News at Concord Consortium
Sherry Hsi, New Executive Vice President
As a graduate student at UC Berkeley in 1996, Sherry Hsi accompanied Professor Marcia Linn to a learning technology center planning meeting at SRI International where she met Robert (Bob) Tinker, creator of the same probeware Marcia was using in her Apple computer-enabled research classroom and founder of the then two-year-old Concord Consortium. This would prove to be a decisive moment in Sherry’s career path.
At the time, probeware was controversial. Many teachers believed that plotting points by hand and labeling graphs on paper was necessary to do meaningful science, rather than letting the computer plot points so students could focus on understanding data trends. Bob Tinker was ahead of his time, and Sherry was hooked by his enthusiasm and innovative ideas. She joined the Concord Consortium in 1997 as a virtual postdoc, doing research on mobile learning and teaching with the Virtual High School.

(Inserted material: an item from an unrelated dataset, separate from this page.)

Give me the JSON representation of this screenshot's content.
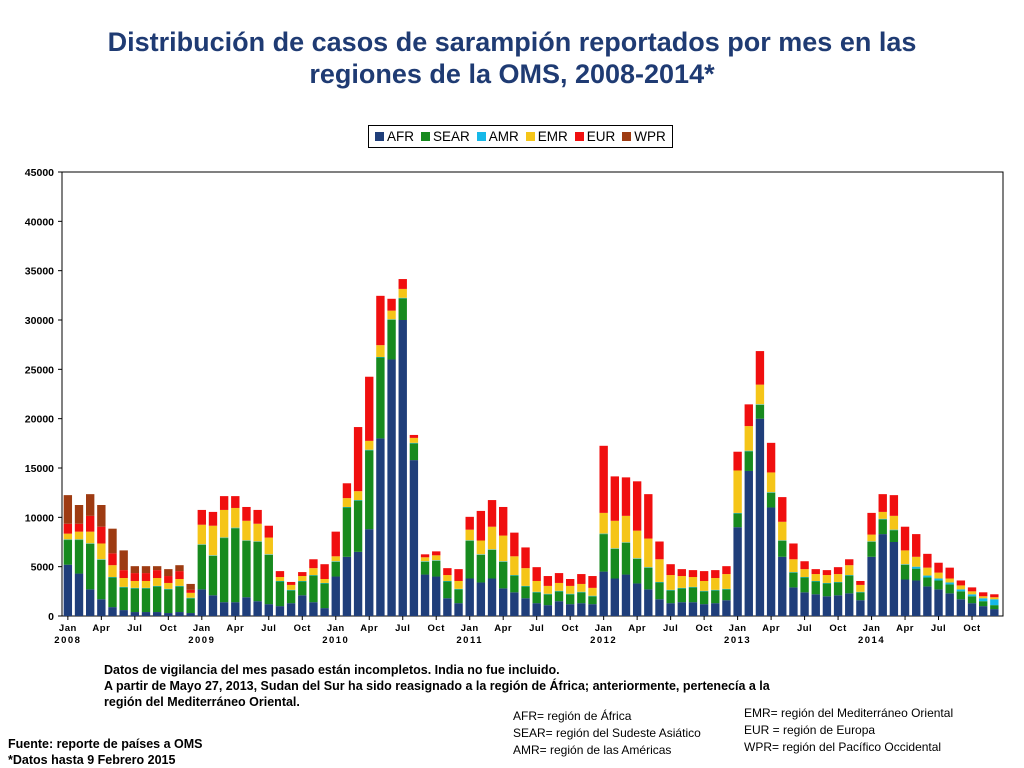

She went on to build collaborative knowledge communities at several nonprofits, develop ways to support deeper engagement in science with technology and new media at the Exploratorium, and create open-access STEAM digital libraries and high-low tech materials for engineering education at the Lawrence Hall of Science. In 2016, she returned to the Concord Consortium to lead three Innovation Lab projects: InSPECT, Learning Everywhere, and Paper Mechatronics. Sherry was recently appointed Executive Vice President of the Concord Consortium. She says, “I am excited about accelerating our research and impact on technology-enabled inquiry learning and teaching. Our goal is to ensure teachers are empowered to use technology effectively to support content-rich STEM inquiry, foster collaborative problem solving, and engage in critical sense-making.”
Inventing New Tools for Tomorrow’s Students
Bob Tinker was enlightened by a vision of the future, blazing the trail to a transformative era in education. At the Concord Consortium, we continue to experiment with novel ideas, using new technologies to support classroom inquiry in STEM, and research the effects on learning. We draw from the future as we invent new tools for tomorrow’s learners.

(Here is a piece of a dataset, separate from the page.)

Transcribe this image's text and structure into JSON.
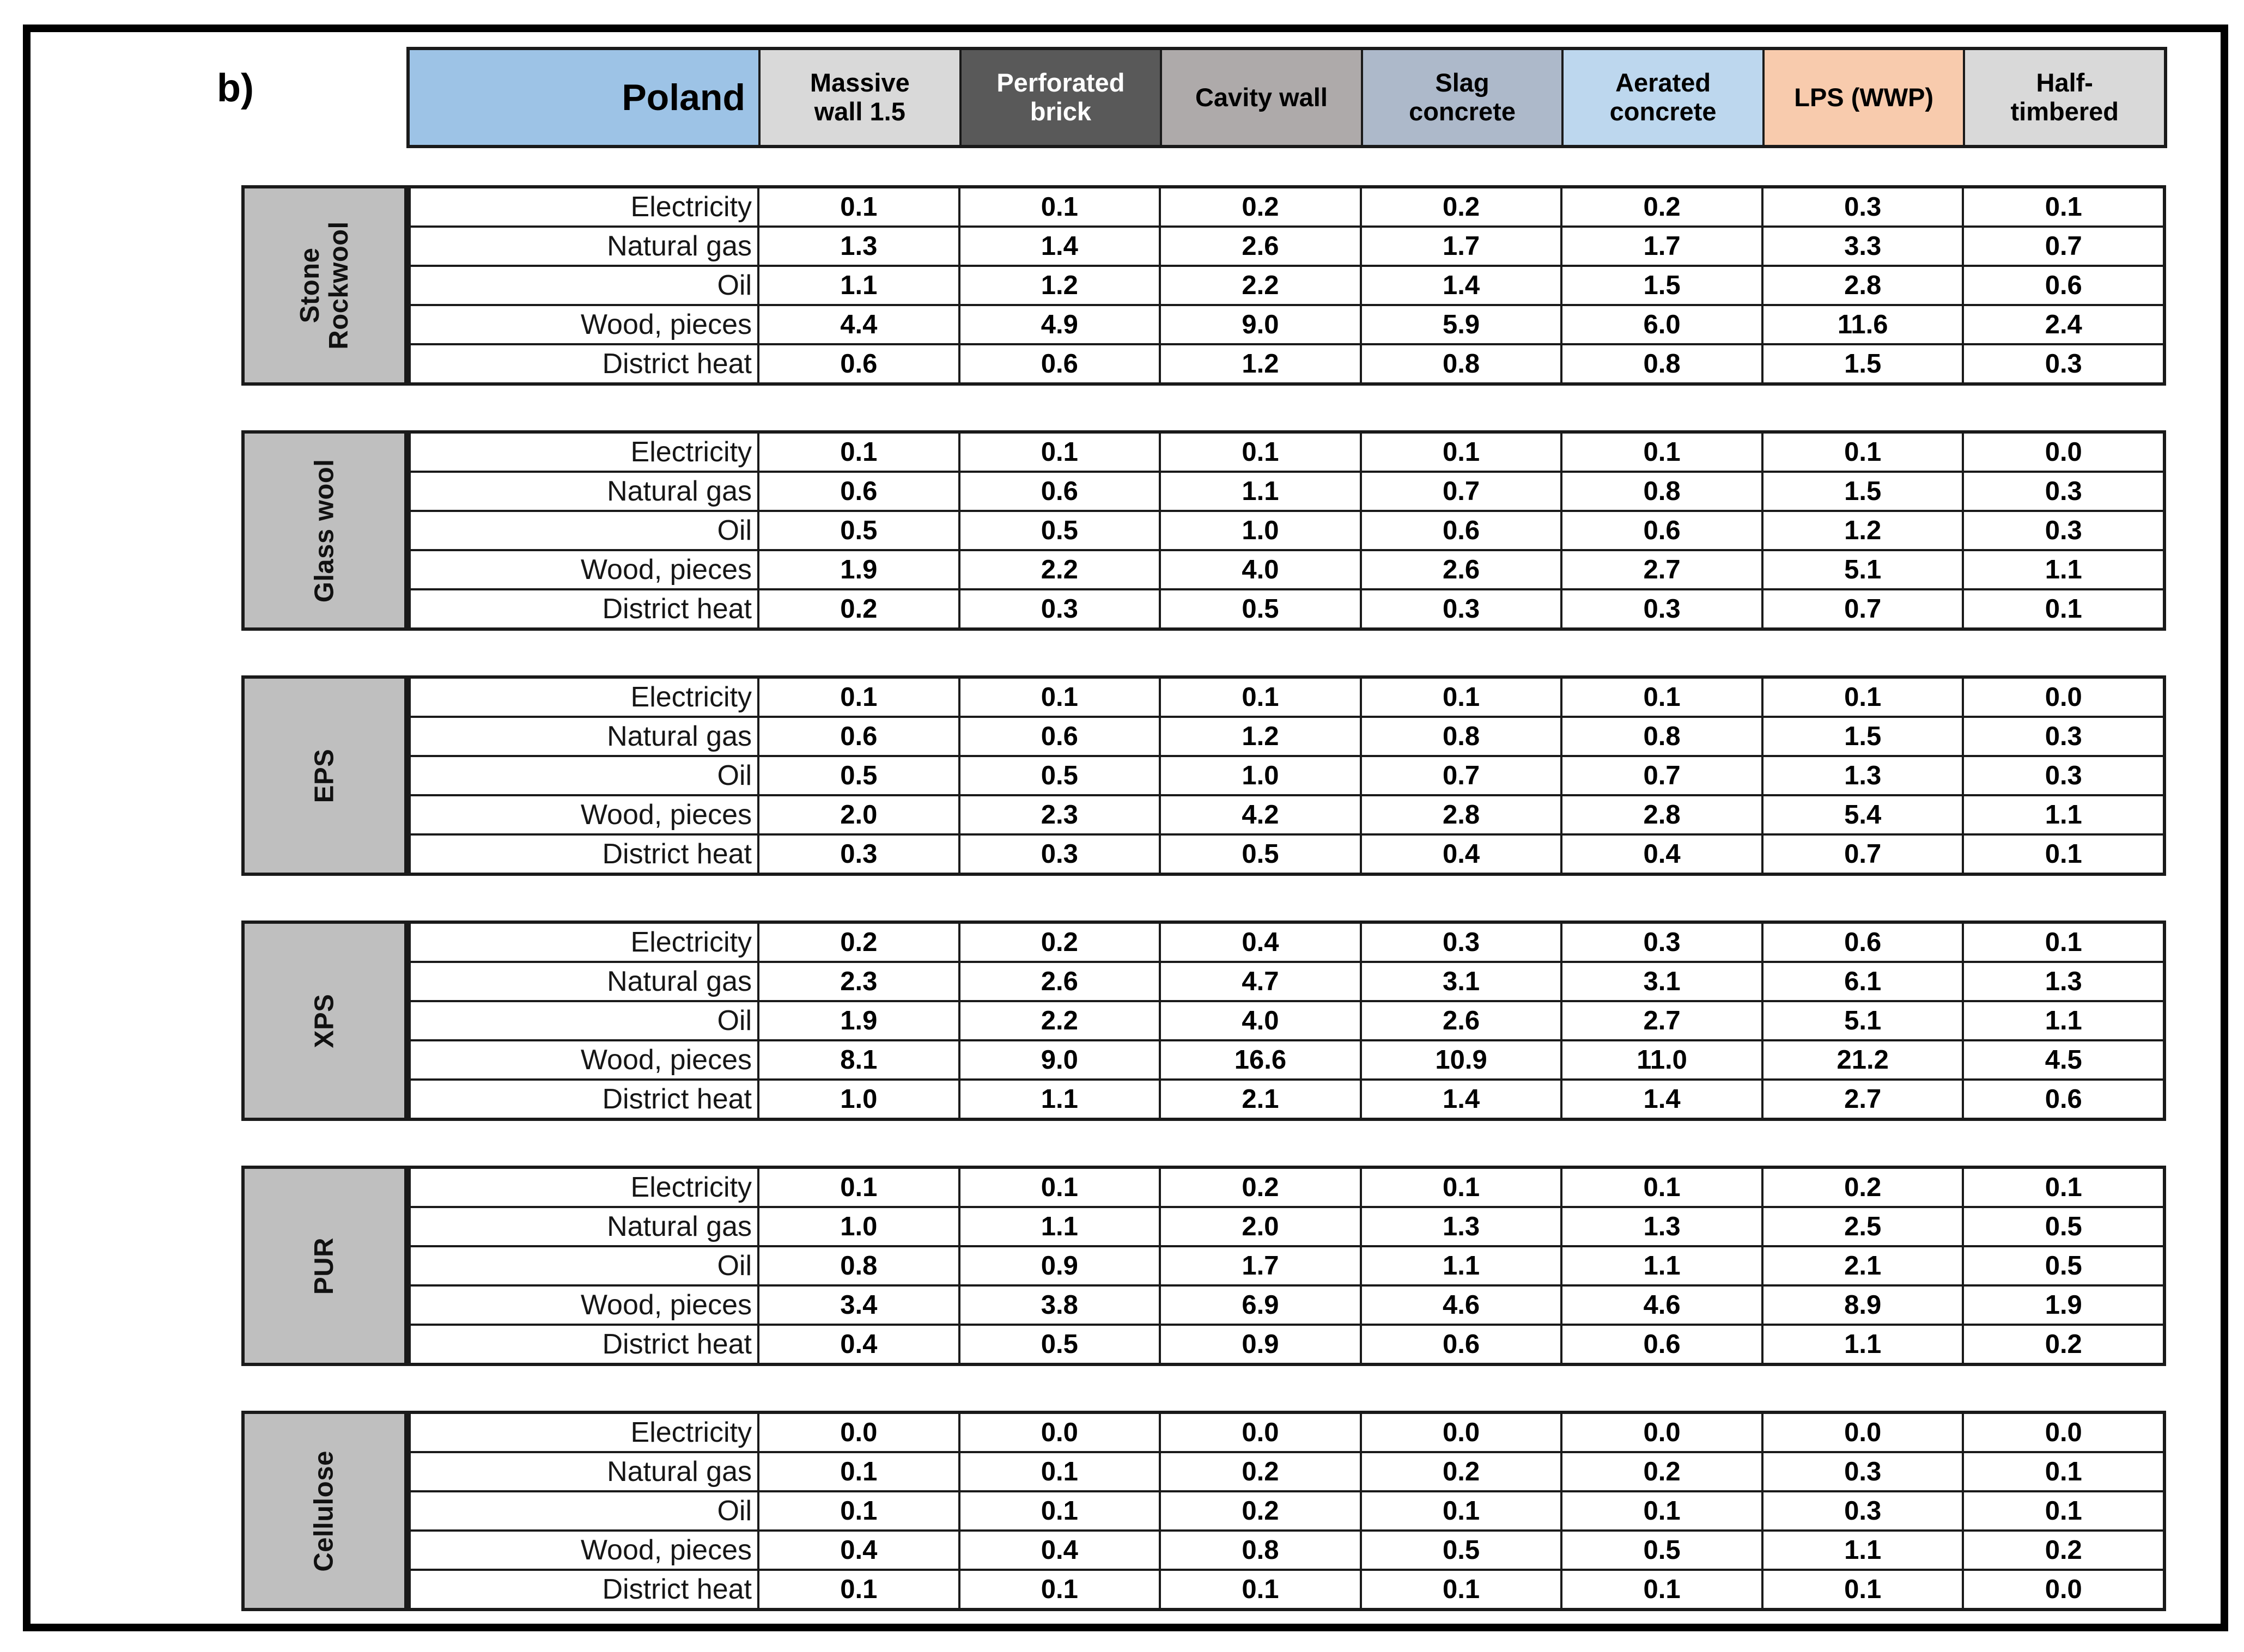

This spring, we are convening a group of thought leaders in a two-day summit to envision learning of the future, and then map the steps needed for this vision to become reality. Led by the Concord Consortium and co-hosted by Dynamicland with generous support from the Gordon and Betty Moore Foundation, Designing 2030 represents a diverse, future-looking community, poised to take full advantage of current convergences in educational technology.
We will consider the growing maturity of open technology resources for STEM learning, notable advances in learning sciences research, new possibilities arising from the streams of data generated as learners interact with educational technology, and the growing potential of learning analytics and data mining to shed new light on teaching and learning. We’ll honor Bob’s legacy by dreaming big and exploring what learning and teaching should look like in 2030. How can technology transform the way we teach and learn science and broaden participation by more learners?

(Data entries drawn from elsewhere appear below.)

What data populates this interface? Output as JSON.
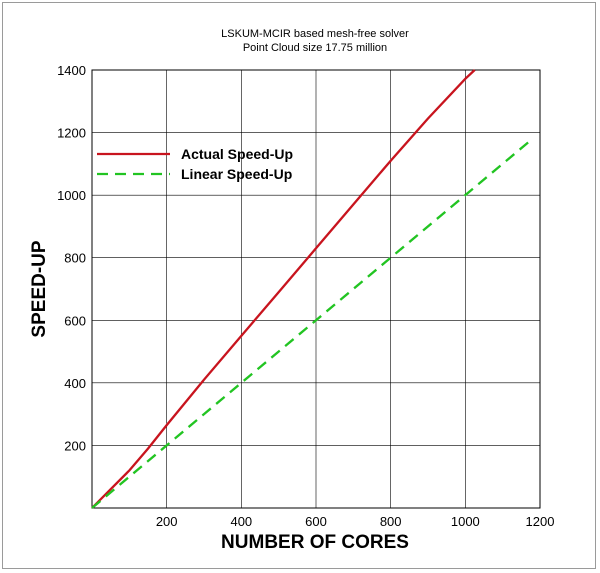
{
  "chart_data": {
    "type": "line",
    "title": "LSKUM-MCIR based mesh-free solver",
    "subtitle": "Point Cloud size 17.75 million",
    "xlabel": "NUMBER OF CORES",
    "ylabel": "SPEED-UP",
    "xlim": [
      0,
      1200
    ],
    "ylim": [
      0,
      1400
    ],
    "xticks": [
      200,
      400,
      600,
      800,
      1000,
      1200
    ],
    "yticks": [
      200,
      400,
      600,
      800,
      1000,
      1200,
      1400
    ],
    "grid": true,
    "legend_position": "top-left",
    "series": [
      {
        "name": "Actual Speed-Up",
        "color": "#c8141e",
        "style": "solid",
        "x": [
          0,
          50,
          100,
          150,
          200,
          300,
          400,
          500,
          600,
          700,
          800,
          900,
          1000,
          1025
        ],
        "y": [
          0,
          60,
          120,
          190,
          265,
          410,
          550,
          690,
          830,
          970,
          1110,
          1245,
          1372,
          1400
        ]
      },
      {
        "name": "Linear Speed-Up",
        "color": "#22c422",
        "style": "dashed",
        "x": [
          0,
          1180
        ],
        "y": [
          0,
          1180
        ]
      }
    ]
  }
}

Robert F. Tinker Scholarship and Fellows Program
At the AERA 2018 joint SIG business meeting of Learning Sciences and Advanced Technologies for Learning, we were delighted to announce the Robert F. Tinker Scholarship for emerging scholars. The scholarship will be awarded annually to a graduate student or postdoc who is a member of the Learning Sciences and/or Advanced Technologies for Learning SIG and has an accepted presentation at AERA with research in one of the following themes: tools for inquiry, learning and collaboration, data explorations, sustainability and the environment, tinkering with models, playful experimentation, online learning, or learning everywhere. We are also creating a Robert F. Tinker Fellows Program at the Concord Consortium. Look for additional details on our website soon.